I haven’t covered NFTart as much as I said I would on this newsletter, so I wanted to end today’s briefing with some news about Hic Et Nunc, a young NFTart marketplace built on top of the Tezos blockchain. Called HEN by its supporters, the marketplace differentiates itself from the Ethereum-based venues with its low-price, high-edition strategy, which makes it much easier for young investors to amass a small collection quickly while still allowing artists to make reasonable amounts from their art.

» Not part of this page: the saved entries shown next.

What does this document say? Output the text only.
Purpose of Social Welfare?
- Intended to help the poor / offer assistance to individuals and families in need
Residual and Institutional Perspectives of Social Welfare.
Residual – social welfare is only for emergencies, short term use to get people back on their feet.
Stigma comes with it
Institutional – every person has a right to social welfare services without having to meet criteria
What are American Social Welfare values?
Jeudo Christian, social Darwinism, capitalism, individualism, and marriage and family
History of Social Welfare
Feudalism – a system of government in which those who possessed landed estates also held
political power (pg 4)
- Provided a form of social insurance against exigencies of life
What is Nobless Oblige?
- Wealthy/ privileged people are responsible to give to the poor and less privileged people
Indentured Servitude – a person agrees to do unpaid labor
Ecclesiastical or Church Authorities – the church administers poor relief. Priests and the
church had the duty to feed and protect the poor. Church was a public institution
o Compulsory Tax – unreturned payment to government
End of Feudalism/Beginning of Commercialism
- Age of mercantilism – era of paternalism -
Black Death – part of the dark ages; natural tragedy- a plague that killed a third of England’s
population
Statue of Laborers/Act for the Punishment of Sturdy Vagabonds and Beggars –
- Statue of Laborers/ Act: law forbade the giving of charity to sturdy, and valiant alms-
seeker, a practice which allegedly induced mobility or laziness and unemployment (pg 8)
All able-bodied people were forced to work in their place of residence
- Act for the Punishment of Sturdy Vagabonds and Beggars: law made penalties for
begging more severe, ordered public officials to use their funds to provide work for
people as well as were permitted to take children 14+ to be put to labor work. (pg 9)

Yesterday, an exploit was found on the HEN marketplace that allowed a buyer to mint new editions of artwork that they owned, and resell them on the secondary market. The artwork itself was exactly the same, but with infinitely more editions than originally intended by the artist. This hack is a big deal: its existence completely undermines the entire point of NFTs. To complicate things further, you can’t just fix a bug like this. Once a smart contract has been added to the blockchain, it can no longer be edited, so in this instance, the exploit is permanent. Everyone on HEN will be vulnerable for as long as they continue to use the smart contract that currently governs their trading. (A new version of the smart contract is in the works, but it’s not ready yet.) In the interim, it appears that the HEN team is recommending that everyone avoid buying multi-edition NFTs, which somewhat invalidates the whole point of their platform. Eventually, everyone will have to migrate manually to the new version of their smart contract in order to protect their collection.
I’ve said previously that I wasn’t a fan of these marketplaces built on smaller chains like Tezos, but this exploit wasn’t what I had in my head when I said that. My biggest concern was that the idea behind art collecting is that it’s a way to capture value long-term, and I am not convinced that the Tezos blockchain (never mind HEN, which is just a project on that blockchain) will stand the test of time. I realize that that sounds like a very anti-innovation thing to say, but there’s a reason why $XTZ has never regained its spot in the top 10, and has never broken the ATH it set way back in 2017. DYOR, NFTartists!